Choosing what we read and put on our bookshelf today will decide what our future generations read. Inheriting a bookshelf filled with treasures is perhaps one of the loveliest gifts. We are stewards of a sort, carefully preserving knowledge for generations to come. Personal libraries reflect the myriad interests held by a human—from works on gastronomy to travel and philosophy. And when the collection is added to by each generation, they become a map—of curiosities and interests.
Curating aesthetics
Throughout history, books have been the cornerstones of privilege. Libraries have always held sacred importance. In ancient India, the Vedas and Upanishads paved the road towards understanding life and religion. In Florence, illuminated manuscripts were displayed like gemstones in gilded cabinets. The Mughals maintained ateliers of calligraphers to produce hand-painted testaments to their reign.
Today, that aura of reverence is re-emerging, but it’s redefined. Contemporary shelves now hold volumes of Tagore and Tolstoy, overlooking marble-topped desks with Assouline coffee-table books about Yves Saint Laurent and Capri. Interior designers are increasingly being briefed about the cohesive integration of the display with personality. For instance, the shelf could be a selection of colour-blocked covers, a mix of books and objets d’art, complemented by a cosy, low-lying seating with pillows and throws, to invite the reader or beholder into a warm and welcoming ambience. Intimate book corners are becoming a shrine to books, with hidden sliding panels and climate-controlled pods.
Intellectual chic
Despite the era of Kindles and e-reading taking the world by storm, physical books haven’t lost their relevance. In fact, the more our reading has migrated to screens, the more the printed book becomes an object of desire. From purists to debutantes, collecting books has become a luxury, coveted because it’s a rarity. Possessing “book wealth” isn’t merely about owning books, but the stories, histories, and intellectual fingerprints that shape one’s inner life.
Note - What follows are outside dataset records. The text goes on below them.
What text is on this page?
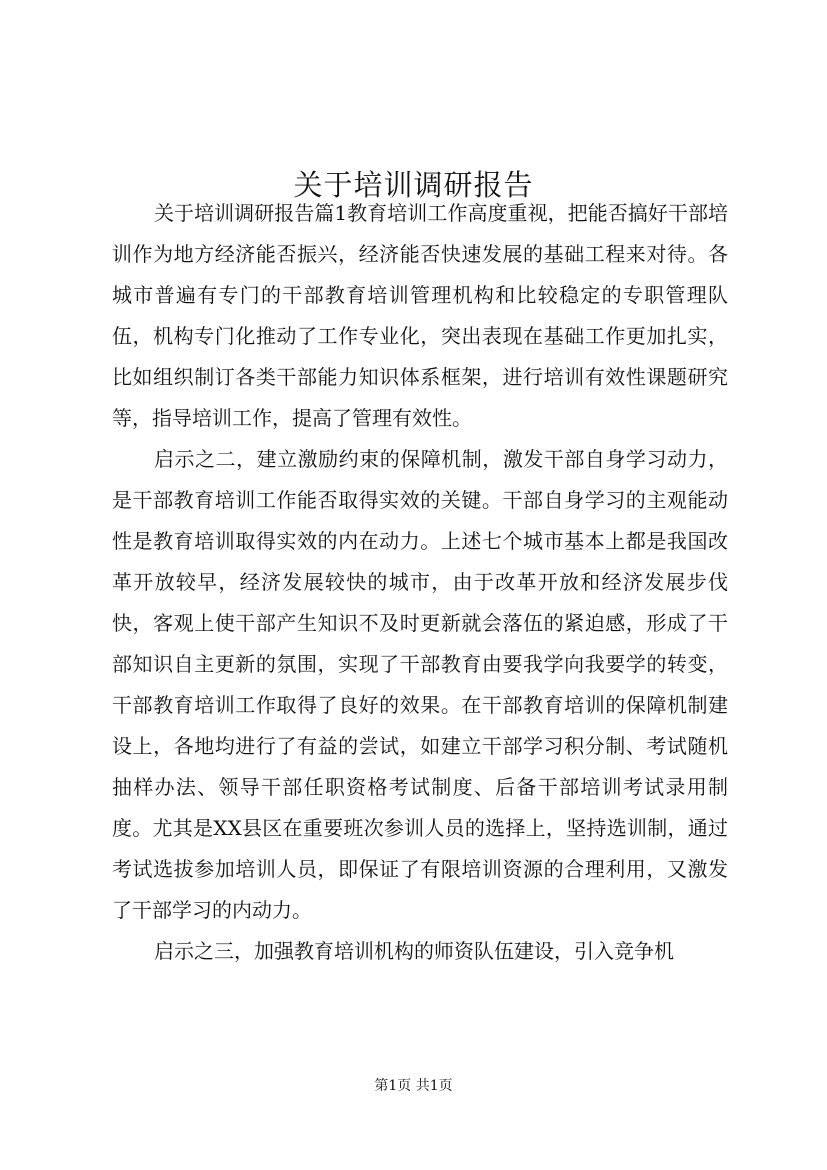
关于培训调研报告

关于培训调研报告篇1教育培训工作高度重视，把能否搞好干部培训作为地方经济能否振兴，经济能否快速发展的基础工程来对待。各城市普遍有专门的干部教育培训管理机构和比较稳定的专职管理队伍，机构专门化推动了工作专业化，突出表现在基础工作更加扎实，比如组织制订各类干部能力知识体系框架，进行培训有效性课题研究等，指导培训工作，提高了管理有效性。

启示之二，建立激励约束的保障机制，激发干部自身学习动力，是干部教育培训工作能否取得实效的关键。干部自身学习的主观能动性是教育培训取得实效的内在动力。上述七个城市基本上都是我国改革开放较早，经济发展较快的城市，由于改革开放和经济发展步伐快，客观上使干部产生知识不及时更新就会落伍的紧迫感，形成了干部知识自主更新的氛围，实现了干部教育由要我学向我要学的转变，干部教育培训工作取得了良好的效果。在干部教育培训的保障机制建设上，各地均进行了有益的尝试，如建立干部学习积分制、考试随机抽样办法、领导干部任职资格考试制度、后备干部培训考试录用制度。尤其是XX县区在重要班次参训人员的选择上，坚持选训制，通过考试选拔参加培训人员，即保证了有限培训资源的合理利用，又激发了干部学习的内动力。

启示之三，加强教育培训机构的师资队伍建设，引入竞争机

第1页 共1页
In a world that often measures wealth by real estate, jewellery and vintage collectables, it is refreshing to know that subtler forms of affluence exist. Book wealth isn’t ostentatious, but it’s the kind that lingers.
Somewhere in an apartment in Mumbai, late-afternoon sunlight slants into a room. It catches the cover of The Guide by RK Narayan, read and loved across generations. Somewhere in a house in South India, life continues in the spaces that inspired the author to conjure up Malgudi. Books do more than connect faraway places and people; they form an indelible bridge of thoughts, and their worth is far more than their price.